Boxplots are a great way to visualize multiple distributions using summary statistics. Boxplot shows five summary statistics; the minimum, the maximum, the median, and the first and third quartiles of the data. Sometimes, you might want to add other statistical summary values on the boxplot.
In this post, we will see how to show mean value on a boxplot made with ggplot2 in R. We will use gapminder data make boxplots and add mean values to each box in the boxplot.
Let us load tidyverse suite of packages.
library(tidyverse) library(gapminder)
Let us first make a simple boxplot using gapminder data with continent on x-axis and lifeExp values on y-axis.
gapminder %>% ggplot(aes(continent,lifeExp, fill=continent)) + geom_boxplot() + theme(legend.position = "none")
We get a simple boxplot with colors filled by continent variable.
Add Mean Values to Boxplot with stat_summary()
Let us add mean values of lifeExp for each continent in the boxplot. In ggplot2, we can use stat_summary() function to cmpute new summary statistics and add it to the plot. In this example, we compute mean value of y-axis using fun.y argument in stat_summary() function.
gapminder %>% ggplot(aes(continent,lifeExp, fill=continent)) + geom_boxplot() + stat_summary(fun.y="mean")+ theme(legend.position = "none")
We get a boxplot with black filled circle showing the mean values of lifeExp in each box.

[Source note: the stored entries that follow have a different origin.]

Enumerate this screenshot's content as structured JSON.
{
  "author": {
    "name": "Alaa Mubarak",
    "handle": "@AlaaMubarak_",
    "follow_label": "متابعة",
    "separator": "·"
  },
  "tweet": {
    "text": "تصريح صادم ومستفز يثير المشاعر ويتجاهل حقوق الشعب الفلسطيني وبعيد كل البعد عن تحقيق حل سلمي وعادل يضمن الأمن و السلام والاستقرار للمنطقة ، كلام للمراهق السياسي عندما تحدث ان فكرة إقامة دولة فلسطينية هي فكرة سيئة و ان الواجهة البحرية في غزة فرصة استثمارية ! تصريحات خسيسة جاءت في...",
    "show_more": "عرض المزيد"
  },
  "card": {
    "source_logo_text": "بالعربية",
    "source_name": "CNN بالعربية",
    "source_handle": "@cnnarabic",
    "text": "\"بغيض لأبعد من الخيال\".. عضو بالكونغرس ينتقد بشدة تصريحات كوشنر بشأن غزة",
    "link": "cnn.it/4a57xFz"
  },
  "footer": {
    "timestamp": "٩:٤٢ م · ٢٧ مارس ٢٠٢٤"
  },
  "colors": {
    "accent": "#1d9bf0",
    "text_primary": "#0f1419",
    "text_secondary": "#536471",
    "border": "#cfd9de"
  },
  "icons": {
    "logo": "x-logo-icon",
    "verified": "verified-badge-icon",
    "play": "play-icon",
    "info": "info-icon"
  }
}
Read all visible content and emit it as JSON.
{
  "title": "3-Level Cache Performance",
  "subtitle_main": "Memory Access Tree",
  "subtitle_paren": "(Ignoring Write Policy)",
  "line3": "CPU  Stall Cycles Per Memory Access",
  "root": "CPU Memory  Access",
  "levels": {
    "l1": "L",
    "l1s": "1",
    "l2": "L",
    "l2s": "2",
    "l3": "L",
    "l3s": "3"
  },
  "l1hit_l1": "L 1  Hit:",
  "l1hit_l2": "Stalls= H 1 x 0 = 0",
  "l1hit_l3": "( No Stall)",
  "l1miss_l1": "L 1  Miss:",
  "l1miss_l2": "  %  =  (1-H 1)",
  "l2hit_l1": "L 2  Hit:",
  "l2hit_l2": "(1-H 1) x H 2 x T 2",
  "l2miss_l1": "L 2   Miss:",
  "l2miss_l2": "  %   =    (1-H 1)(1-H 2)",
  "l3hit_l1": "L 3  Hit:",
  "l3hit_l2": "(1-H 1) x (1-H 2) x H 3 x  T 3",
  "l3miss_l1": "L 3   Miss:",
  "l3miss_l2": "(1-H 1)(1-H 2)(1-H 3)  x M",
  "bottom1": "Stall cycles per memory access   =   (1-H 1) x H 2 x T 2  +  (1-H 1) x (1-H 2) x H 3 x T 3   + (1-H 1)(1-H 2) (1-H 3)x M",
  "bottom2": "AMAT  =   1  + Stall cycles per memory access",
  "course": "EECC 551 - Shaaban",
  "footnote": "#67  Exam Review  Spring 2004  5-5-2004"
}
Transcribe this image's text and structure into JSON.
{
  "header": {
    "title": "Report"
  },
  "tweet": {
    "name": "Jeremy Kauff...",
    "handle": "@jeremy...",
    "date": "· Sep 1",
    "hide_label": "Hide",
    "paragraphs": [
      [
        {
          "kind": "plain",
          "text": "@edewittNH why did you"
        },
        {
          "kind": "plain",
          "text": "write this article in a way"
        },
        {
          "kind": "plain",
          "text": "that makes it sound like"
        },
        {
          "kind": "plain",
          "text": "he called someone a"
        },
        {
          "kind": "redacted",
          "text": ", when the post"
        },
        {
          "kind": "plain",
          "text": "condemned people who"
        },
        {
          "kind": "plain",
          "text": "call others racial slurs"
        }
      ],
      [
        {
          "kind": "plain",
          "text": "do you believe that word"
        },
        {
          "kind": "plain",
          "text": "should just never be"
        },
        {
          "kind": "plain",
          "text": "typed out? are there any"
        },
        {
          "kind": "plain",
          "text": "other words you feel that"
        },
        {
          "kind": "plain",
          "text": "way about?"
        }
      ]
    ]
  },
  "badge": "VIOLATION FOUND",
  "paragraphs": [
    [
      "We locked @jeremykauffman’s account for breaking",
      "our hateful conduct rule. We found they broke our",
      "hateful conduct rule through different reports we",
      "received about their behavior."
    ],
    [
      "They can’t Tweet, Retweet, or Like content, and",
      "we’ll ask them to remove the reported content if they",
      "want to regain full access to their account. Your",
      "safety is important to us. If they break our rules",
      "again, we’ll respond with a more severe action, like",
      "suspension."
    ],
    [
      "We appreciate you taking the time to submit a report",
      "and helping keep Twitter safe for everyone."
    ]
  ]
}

Customize Mean Values to Boxplot in ggplot2
We can change color of the mean mark and customize further using multiple options within stat_summary() function. In this example, we change the color and change the shape for the symbol used to show mean values.
gapminder %>% ggplot(aes(continent,lifeExp, fill=continent)) + geom_boxplot() + stat_summary(fun.y="mean", color="white", shape=15)+ theme(legend.position = "none")
We can see that, now we get boxplot with mean values highlighted by white squares in each box.